Le plus souvent l’image du père reste idéalisée, elle résiste aux épreuves de la vie. L’enfant proche de son père, complice malgré lui, découvre un père humain, accessible. L’image de son père n’est plus idéalisée, distanciée de lui. Son père est proche.
Ce que je viens de vous raconter n’est pas une incitation pour les pères de cette salle à voler des bicyclettes... afin de devenir plus proches de leurs fils... mais une illustration du besoin qu’a le fils de rencontrer son père ailleurs que sur un plan idéalisé.
Guy CORNEAU : « La question du père et de l’identité masculine surgit actuellement dans l’esprit du temps à partir des tréfonds de l’inconscient collectif ».
La génération précédente s’est attachée à nous donner l’accès à la sécurité matérielle et à l’instruction.
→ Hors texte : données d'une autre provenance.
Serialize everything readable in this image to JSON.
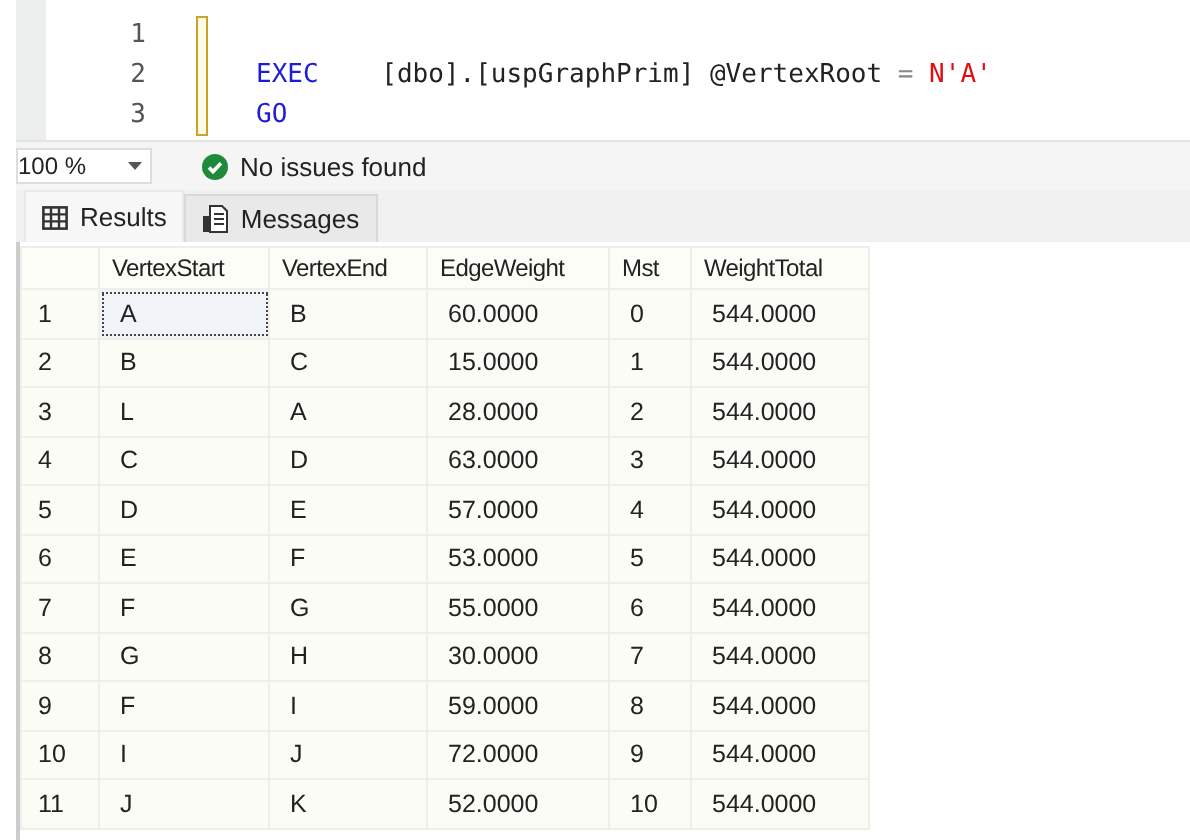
{
  "editor": {
    "lines": [
      {
        "number": "1"
      },
      {
        "number": "2",
        "tokens": [
          {
            "kind": "keyword",
            "text": "EXEC"
          },
          {
            "kind": "plain",
            "text": "    [dbo].[uspGraphPrim] @VertexRoot "
          },
          {
            "kind": "operator",
            "text": "="
          },
          {
            "kind": "string",
            "text": "N'A'"
          }
        ]
      },
      {
        "number": "3",
        "tokens": [
          {
            "kind": "keyword",
            "text": "GO"
          }
        ]
      }
    ]
  },
  "status": {
    "zoom": "100 %",
    "message": "No issues found"
  },
  "tabs": [
    {
      "label": "Results",
      "selected": true,
      "kind": "grid"
    },
    {
      "label": "Messages",
      "selected": false,
      "kind": "messages"
    }
  ],
  "table": {
    "columns": [
      "VertexStart",
      "VertexEnd",
      "EdgeWeight",
      "Mst",
      "WeightTotal"
    ],
    "rows": [
      {
        "number": "1",
        "cells": [
          {
            "text": "A",
            "selected": true
          },
          {
            "text": "B",
            "selected": false
          },
          {
            "text": "60.0000",
            "selected": false
          },
          {
            "text": "0",
            "selected": false
          },
          {
            "text": "544.0000",
            "selected": false
          }
        ]
      },
      {
        "number": "2",
        "cells": [
          {
            "text": "B",
            "selected": false
          },
          {
            "text": "C",
            "selected": false
          },
          {
            "text": "15.0000",
            "selected": false
          },
          {
            "text": "1",
            "selected": false
          },
          {
            "text": "544.0000",
            "selected": false
          }
        ]
      },
      {
        "number": "3",
        "cells": [
          {
            "text": "L",
            "selected": false
          },
          {
            "text": "A",
            "selected": false
          },
          {
            "text": "28.0000",
            "selected": false
          },
          {
            "text": "2",
            "selected": false
          },
          {
            "text": "544.0000",
            "selected": false
          }
        ]
      },
      {
        "number": "4",
        "cells": [
          {
            "text": "C",
            "selected": false
          },
          {
            "text": "D",
            "selected": false
          },
          {
            "text": "63.0000",
            "selected": false
          },
          {
            "text": "3",
            "selected": false
          },
          {
            "text": "544.0000",
            "selected": false
          }
        ]
      },
      {
        "number": "5",
        "cells": [
          {
            "text": "D",
            "selected": false
          },
          {
            "text": "E",
            "selected": false
          },
          {
            "text": "57.0000",
            "selected": false
          },
          {
            "text": "4",
            "selected": false
          },
          {
            "text": "544.0000",
            "selected": false
          }
        ]
      },
      {
        "number": "6",
        "cells": [
          {
            "text": "E",
            "selected": false
          },
          {
            "text": "F",
            "selected": false
          },
          {
            "text": "53.0000",
            "selected": false
          },
          {
            "text": "5",
            "selected": false
          },
          {
            "text": "544.0000",
            "selected": false
          }
        ]
      },
      {
        "number": "7",
        "cells": [
          {
            "text": "F",
            "selected": false
          },
          {
            "text": "G",
            "selected": false
          },
          {
            "text": "55.0000",
            "selected": false
          },
          {
            "text": "6",
            "selected": false
          },
          {
            "text": "544.0000",
            "selected": false
          }
        ]
      },
      {
        "number": "8",
        "cells": [
          {
            "text": "G",
            "selected": false
          },
          {
            "text": "H",
            "selected": false
          },
          {
            "text": "30.0000",
            "selected": false
          },
          {
            "text": "7",
            "selected": false
          },
          {
            "text": "544.0000",
            "selected": false
          }
        ]
      },
      {
        "number": "9",
        "cells": [
          {
            "text": "F",
            "selected": false
          },
          {
            "text": "I",
            "selected": false
          },
          {
            "text": "59.0000",
            "selected": false
          },
          {
            "text": "8",
            "selected": false
          },
          {
            "text": "544.0000",
            "selected": false
          }
        ]
      },
      {
        "number": "10",
        "cells": [
          {
            "text": "I",
            "selected": false
          },
          {
            "text": "J",
            "selected": false
          },
          {
            "text": "72.0000",
            "selected": false
          },
          {
            "text": "9",
            "selected": false
          },
          {
            "text": "544.0000",
            "selected": false
          }
        ]
      },
      {
        "number": "11",
        "cells": [
          {
            "text": "J",
            "selected": false
          },
          {
            "text": "K",
            "selected": false
          },
          {
            "text": "52.0000",
            "selected": false
          },
          {
            "text": "10",
            "selected": false
          },
          {
            "text": "544.0000",
            "selected": false
          }
        ]
      }
    ]
  }
}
Cette entreprise s’est accompagnée d’un silence sur les besoins plus intérieurs qui sont aujourd’hui les nôtres. Notre tâche aujourd’hui est de briser ce silence.
BRISER LE SILENCE QUI ENTOURE LES PERES ET LES FILS
La pratique thérapeutique permet de s’apercevoir combien les hommes sont prisonniers d’un silence héréditaire qui prive les fils d’une reconnaissance et d’une confirmation de
leur identité à travers le regard de leur père.
Ce même silence fait se réfugier les pères dans les cafés, leur travail ou la télévision. Cette accoutumance aux médias agit comme une drogue dont on ne peut se passer et évite ainsi d’avoir à
parler, d’avoir à s’incarner ou d’entrer en relation.
Les hommes contemporains ont peu d’occasions de vivre et d’actualiser leur potentiel masculin en présence de leur père. Le développement de l’ère industrielle écourte de plus en plus les moments
de contact entre les pères et les fils.
LA FRAGILITE DE L’IDENTITE MASCULINE
Silence des pères = fragilité de l’identité sexuelle des fils. La personnalité se constitue et se différencie par une suite d’identifications. « L’identification est un processus psychologique par lequel un sujet assimile un aspect, une propriété, un attribut de l’autre et se transforme totalement ou partiellement à partir de ce modèle ». (Vocabulaire de la psychologie). Pour pouvoir être identique à soi-même il faut pouvoir d’abord être identique à quelqu’un. Il faut s’être structuré en incorporant, « en mettant dans son corps », en imitant quelqu’un d’autre.
Mais pour que ce mouvement se produise, il faut avoir obscurément reconnu un élément commun chez l’autre. Cette tendance innée qui pousse le fils vers le père ET le père
vers le fils est ce que JUNG appelait « l’archétype ».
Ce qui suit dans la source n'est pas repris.